The context of Malala’s and Ahed’s resistance is very different, as are the incidents that these girls have faced. After Malala’s life was saved, she famously forgave those who shot her. Ahed seems to remain defiant and angry. However, Ahed’s ordeal is by no means over. She is still stuck in an oppressive and violent vortex. Ahed’s attitude seems indicative of sentiments shared by an entire generation of Palestinian youth.
Moreover, there is little global support for Ahed compared to Malala. When Malala was shot, the former prime minister of the UK, Hillary Clinton and Julia Gillard spoke up in support of her. Unesco launched the ‘Stand Up For Malala’ campaign. After her recovery, Malala was invited to meet then president Barack Obama. She was invited to address the UN General Assembly. She received numerous international accolades and was eventually given the Nobel Peace Prize in 2014.
Conversely, besides the Palestinian Authority and the Turkish prime minister’s recognition of Ahed, no other Arab leader has given her much attention. Not many high-profile political figures have issued statements supporting her. No international organisation has declared an ‘Ahed Day’.

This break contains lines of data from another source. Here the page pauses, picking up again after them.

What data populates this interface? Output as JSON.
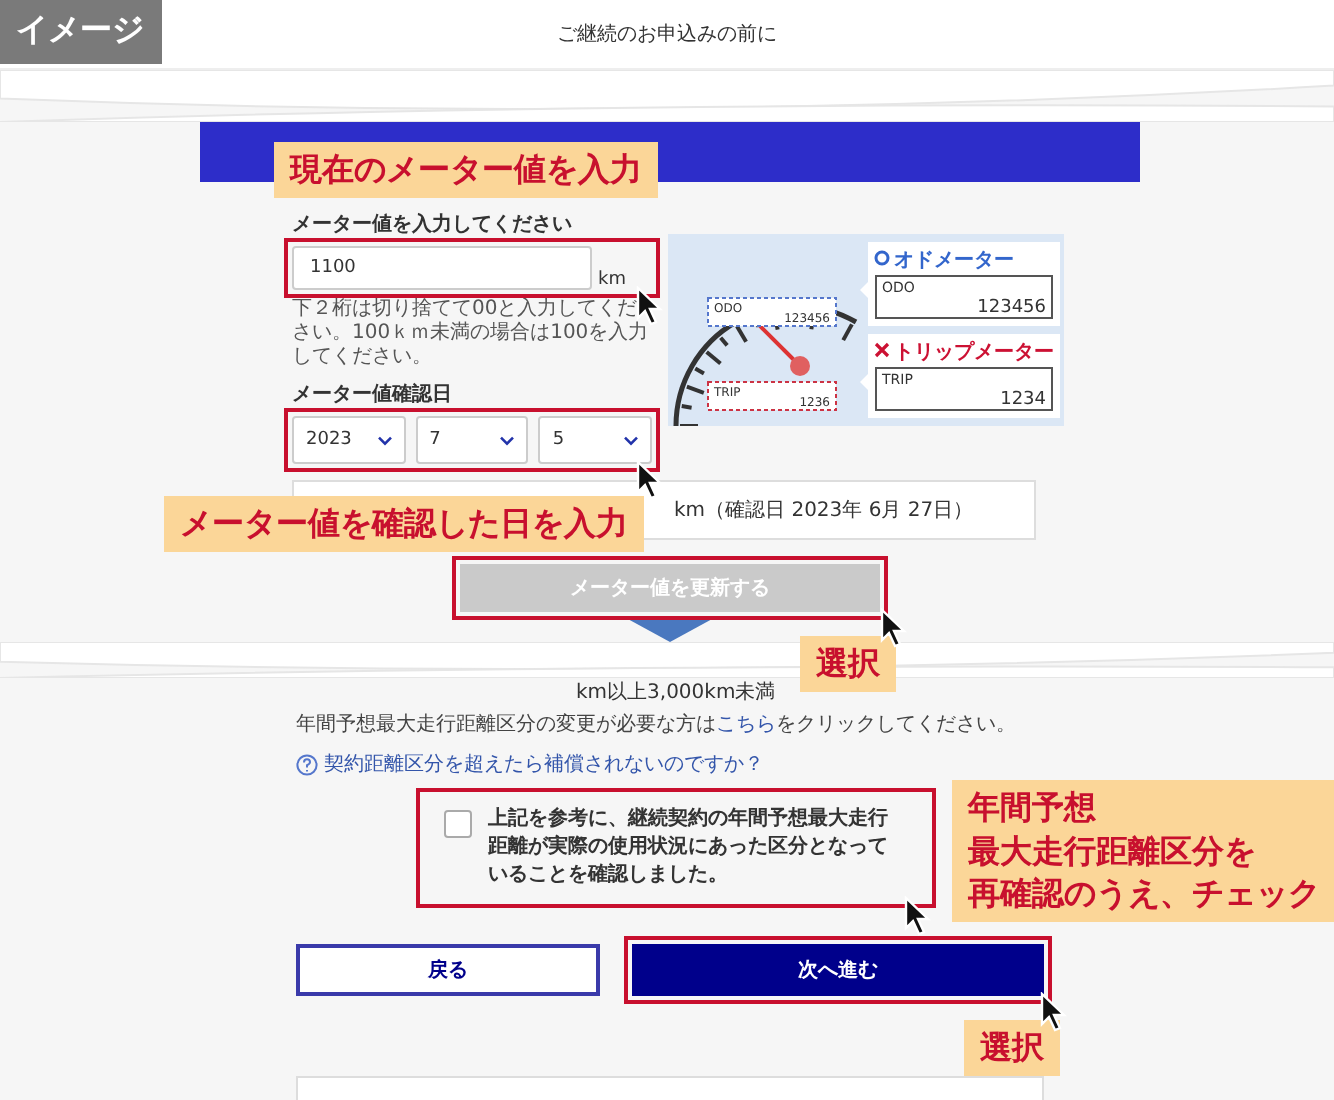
{
  "badge": {
    "label": "イメージ"
  },
  "header": {
    "title": "ご継続のお申込みの前に"
  },
  "meter_section": {
    "meter_field": {
      "label": "メーター値を入力してください",
      "value": "1100",
      "unit": "km",
      "hint": "下２桁は切り捨てて00と入力してください。100ｋｍ未満の場合は100を入力してください。",
      "callout": "現在のメーター値を入力"
    },
    "illustration": {
      "gauge_displays": [
        {
          "kind": "odo",
          "label": "ODO",
          "value": "123456"
        },
        {
          "kind": "trip",
          "label": "TRIP",
          "value": "1236"
        }
      ],
      "meters": [
        {
          "kind": "correct",
          "title": "オドメーター",
          "label": "ODO",
          "value": "123456"
        },
        {
          "kind": "wrong",
          "title": "トリップメーター",
          "label": "TRIP",
          "value": "1234"
        }
      ]
    },
    "date_field": {
      "label": "メーター値確認日",
      "selects": [
        "2023",
        "7",
        "5"
      ],
      "callout": "メーター値を確認した日を入力"
    },
    "summary": "km（確認日 2023年 6月 27日）",
    "update_button": {
      "label": "メーター値を更新する",
      "disabled": true,
      "callout": "選択"
    }
  },
  "distance_section": {
    "range_text": "km以上3,000km未満",
    "change_note": {
      "before": "年間予想最大走行距離区分の変更が必要な方は",
      "link": "こちら",
      "after": "をクリックしてください。"
    },
    "help_link": "契約距離区分を超えたら補償されないのですか？",
    "confirm": {
      "label": "上記を参考に、継続契約の年間予想最大走行距離が実際の使用状況にあった区分となっていることを確認しました。",
      "checked": false,
      "callout": [
        "年間予想",
        "最大走行距離区分を",
        "再確認のうえ、チェック"
      ]
    }
  },
  "buttons": [
    {
      "kind": "secondary",
      "label": "戻る"
    },
    {
      "kind": "primary",
      "label": "次へ進む",
      "callout": "選択"
    }
  ]
}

This stark difference in Western attitudes between these two young girls has been described by some to have revealed the West’s selective humanitarianism, whereby only particular individuals and causes are deemed worthy of intervention. Ahed may not fit the ideal victim-subject for transnational advocacy since taking up her cause would mean going against the interests of a Western allied state. However, if Ahed’s actions are not viewed more sympathetically by Israel, and if she is not supported by the international community, yet another chance would be squandered to adopting a more comprehensive and compassionate solution to the plight of Palestinians.
Published in The Express Tribune, January 26th, 2018.